The recent pronouncements by the Federal Trade Commission about the marketing of violent entertainment to children has generated lots of news and wire service copy. Now that some of the news is dying down, I wanted to take a moment to talk about what the study says and doesn't say.
What it says should be obvious to anyone. The FTC documents that the entertainment industry markets its products to kids. Now that shouldn't be a surprise to anyone, unless you somehow believe that violent video games are really being purchased by grandmas. Of course, most of this entertainment is being marketed to adolescents.
And they also said the same for movies. Of the 44 teen-oriented movies rated "R" for violence, the FTC found that 80 percent were aimed at children under 17. So even though the film was not supposed to be seen by those under 17, that is precisely who the film makers were intending to watch the film.
The study says much less about the voluntary ratings systems. Essentially, they don't accomplish anything. An R-rating doesn't keep young kids from seeing a movie. An "explicit lyrics" sticker on a CD doesn't mean kids cannot buy it.

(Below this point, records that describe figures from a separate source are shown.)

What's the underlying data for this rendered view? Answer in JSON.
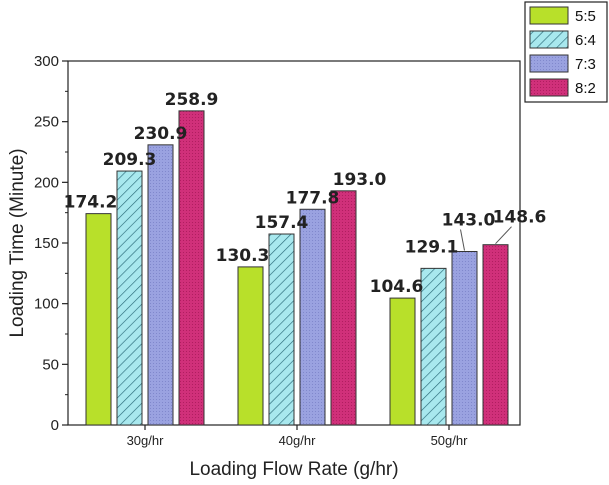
{
  "chart_data": {
    "type": "bar",
    "title": "",
    "xlabel": "Loading Flow Rate  (g/hr)",
    "ylabel": "Loading Time (Minute)",
    "ylim": [
      0,
      300
    ],
    "yticks": [
      0,
      50,
      100,
      150,
      200,
      250,
      300
    ],
    "ytick_labels": [
      "0",
      "50",
      "100",
      "150",
      "200",
      "250",
      "300"
    ],
    "categories": [
      "30g/hr",
      "40g/hr",
      "50g/hr"
    ],
    "series": [
      {
        "name": "5:5",
        "values": [
          174.2,
          130.3,
          104.6
        ],
        "labels": [
          "174.2",
          "130.3",
          "104.6"
        ],
        "color": "#b8e02a",
        "pattern": "solid"
      },
      {
        "name": "6:4",
        "values": [
          209.3,
          157.4,
          129.1
        ],
        "labels": [
          "209.3",
          "157.4",
          "129.1"
        ],
        "color": "#a8e8ee",
        "pattern": "hatch"
      },
      {
        "name": "7:3",
        "values": [
          230.9,
          177.8,
          143.0
        ],
        "labels": [
          "230.9",
          "177.8",
          "143.0"
        ],
        "color": "#9aa2e0",
        "pattern": "solid"
      },
      {
        "name": "8:2",
        "values": [
          258.9,
          193.0,
          148.6
        ],
        "labels": [
          "258.9",
          "193.0",
          "148.6"
        ],
        "color": "#d0307a",
        "pattern": "solid"
      }
    ],
    "legend_position": "top-right outside",
    "grid": false
  }
}
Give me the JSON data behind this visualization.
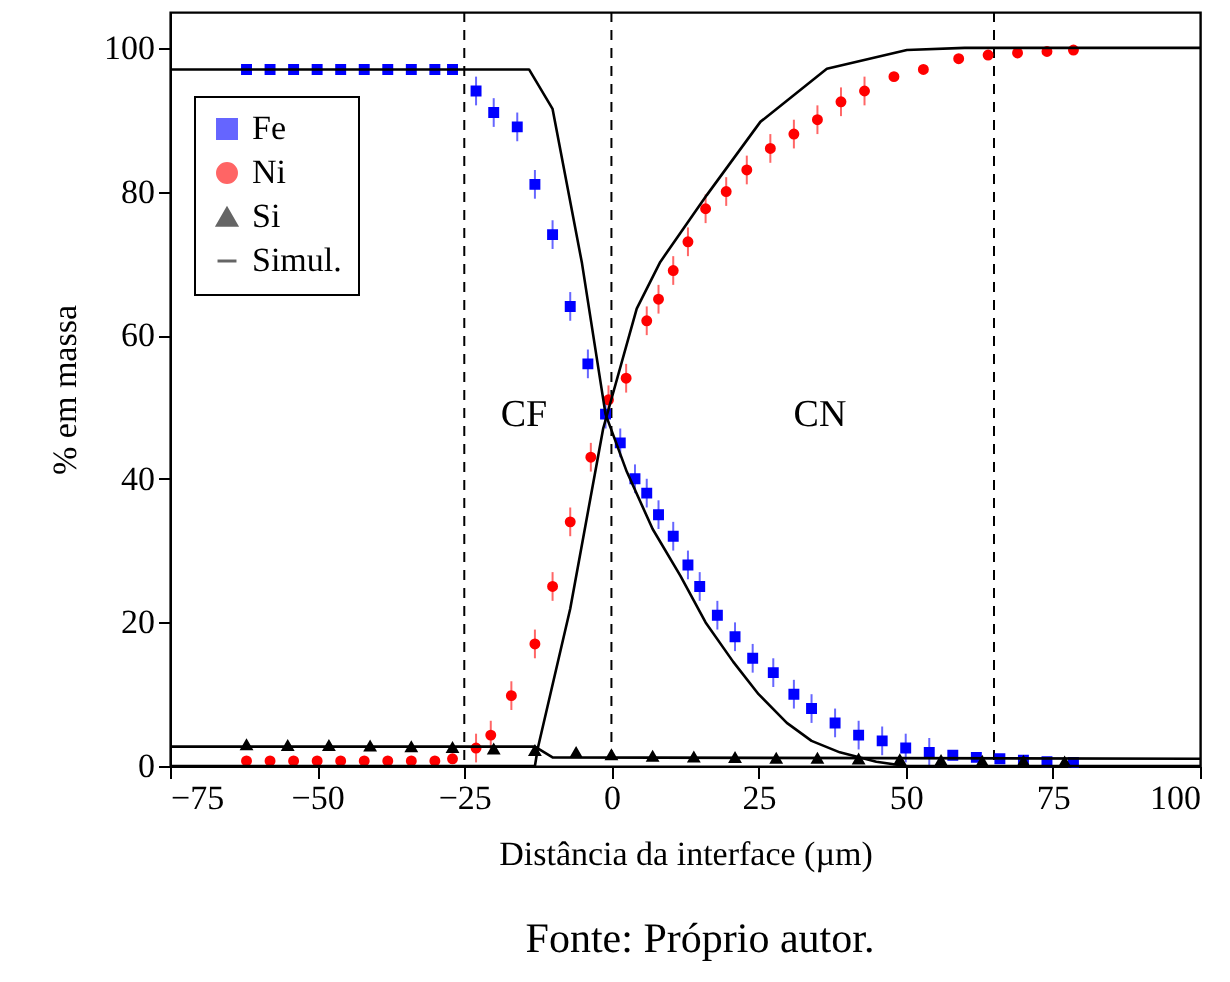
{
  "chart_data": {
    "type": "scatter",
    "xlabel": "Distância da interface (µm)",
    "ylabel": "% em massa",
    "xlim": [
      -75,
      100
    ],
    "xticks": [
      -75,
      -50,
      -25,
      0,
      25,
      50,
      75,
      100
    ],
    "ylim": [
      0,
      105
    ],
    "yticks": [
      0,
      20,
      40,
      60,
      80,
      100
    ],
    "grid": false,
    "legend": "top left",
    "series": [
      {
        "name": "Fe",
        "marker": "square",
        "color": "#0000ff",
        "x": [
          -62,
          -58,
          -54,
          -50,
          -46,
          -42,
          -38,
          -34,
          -30,
          -27,
          -23,
          -20,
          -16,
          -13,
          -10,
          -7,
          -4,
          -1,
          1.5,
          4,
          6,
          8,
          10.5,
          13,
          15,
          18,
          21,
          24,
          27.5,
          31,
          34,
          38,
          42,
          46,
          50,
          54,
          58,
          62,
          66,
          70,
          74,
          78.5
        ],
        "values": [
          97,
          97,
          97,
          97,
          97,
          97,
          97,
          97,
          97,
          97,
          94,
          91,
          89,
          81,
          74,
          64,
          56,
          49,
          45,
          40,
          38,
          35,
          32,
          28,
          25,
          21,
          18,
          15,
          13,
          10,
          8,
          6,
          4.3,
          3.5,
          2.5,
          1.9,
          1.5,
          1.2,
          1,
          0.8,
          0.6,
          0.5
        ],
        "errors": [
          null,
          null,
          null,
          null,
          null,
          null,
          null,
          null,
          null,
          null,
          2,
          2,
          2,
          2,
          2,
          2,
          2,
          2,
          2,
          2,
          2,
          2,
          2,
          2,
          2,
          2,
          2,
          2,
          2,
          2,
          2,
          2,
          2,
          2,
          2,
          2,
          null,
          null,
          null,
          null,
          null,
          null
        ]
      },
      {
        "name": "Ni",
        "marker": "circle",
        "color": "#ff0000",
        "x": [
          -62,
          -58,
          -54,
          -50,
          -46,
          -42,
          -38,
          -34,
          -30,
          -27,
          -23,
          -20.5,
          -17,
          -13,
          -10,
          -7,
          -3.5,
          -0.5,
          2.5,
          6,
          8,
          10.5,
          13,
          16,
          19.5,
          23,
          27,
          31,
          35,
          39,
          43,
          48,
          53,
          59,
          64,
          69,
          74,
          78.5
        ],
        "values": [
          0.7,
          0.7,
          0.7,
          0.7,
          0.7,
          0.7,
          0.7,
          0.7,
          0.7,
          1,
          2.5,
          4.3,
          9.8,
          17,
          25,
          34,
          43,
          51,
          54,
          62,
          65,
          69,
          73,
          77.6,
          80,
          83,
          86,
          88,
          90,
          92.5,
          94,
          96,
          97,
          98.5,
          99,
          99.3,
          99.5,
          99.7
        ],
        "errors": [
          null,
          null,
          null,
          null,
          null,
          null,
          null,
          null,
          null,
          null,
          2,
          2,
          2,
          2,
          2,
          2,
          2,
          2,
          2,
          2,
          2,
          2,
          2,
          2,
          2,
          2,
          2,
          2,
          2,
          2,
          2,
          null,
          null,
          null,
          null,
          null,
          null,
          null
        ]
      },
      {
        "name": "Si",
        "marker": "triangle",
        "color": "#000000",
        "x": [
          -62,
          -55,
          -48,
          -41,
          -34,
          -27,
          -20,
          -13,
          -6,
          0,
          7,
          14,
          21,
          28,
          35,
          42,
          49,
          56,
          63,
          70,
          77
        ],
        "values": [
          2.9,
          2.8,
          2.8,
          2.7,
          2.6,
          2.5,
          2.3,
          2.1,
          1.8,
          1.5,
          1.3,
          1.2,
          1.1,
          1,
          1,
          0.9,
          0.8,
          0.7,
          0.6,
          0.6,
          0.5
        ]
      },
      {
        "name": "Simul.",
        "type": "line",
        "line_style": "solid",
        "color": "#000000",
        "x": [
          -75,
          -14,
          -10,
          -5,
          -1,
          2.6,
          7,
          11.7,
          16,
          20.7,
          25,
          29.8,
          34,
          38.8,
          45,
          50,
          100
        ],
        "values": [
          97,
          97,
          91.5,
          70,
          49,
          41,
          33,
          26.5,
          20,
          14.5,
          10,
          6,
          3.5,
          1.9,
          0.6,
          0,
          0
        ]
      },
      {
        "type": "line",
        "line_style": "solid",
        "color": "#000000",
        "x": [
          -75,
          -13,
          -12.5,
          -7,
          -1.4,
          4.3,
          8.3,
          16.2,
          25.3,
          36.6,
          50.2,
          60,
          100
        ],
        "values": [
          0,
          0,
          2.5,
          21.9,
          47,
          63.7,
          70.2,
          79.5,
          89.7,
          97.1,
          99.7,
          100,
          100
        ]
      },
      {
        "type": "line",
        "line_style": "solid",
        "color": "#000000",
        "x": [
          -75,
          -13,
          -10,
          100
        ],
        "values": [
          2.7,
          2.7,
          1.2,
          1
        ]
      }
    ],
    "ref_lines": [
      {
        "axis": "x",
        "value": -25,
        "line_style": "dashed"
      },
      {
        "axis": "x",
        "value": 0,
        "line_style": "dashed"
      },
      {
        "axis": "x",
        "value": 65,
        "line_style": "dashed"
      }
    ],
    "annotations": [
      "CF",
      "CN",
      "Fonte: Próprio autor."
    ]
  }
}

In fact, the entertainment companies are the ones who decide if a sticker is placed on the album and also decide what it says.
The study also doesn't say anything about the political posturing in this arena. One politician stood up and expressed his outrage about the situation and then went off to Radio City Music Hall that night to collect millions in campaign contributions from some of the same people the FTC found guilty of marketing to kids.
Frankly, I think it's hard to criticize and shame Hollywood when you collect campaign donations from them the same day you express your outrage.
I'm Kerby Anderson of Probe Ministries, and that's my opinion.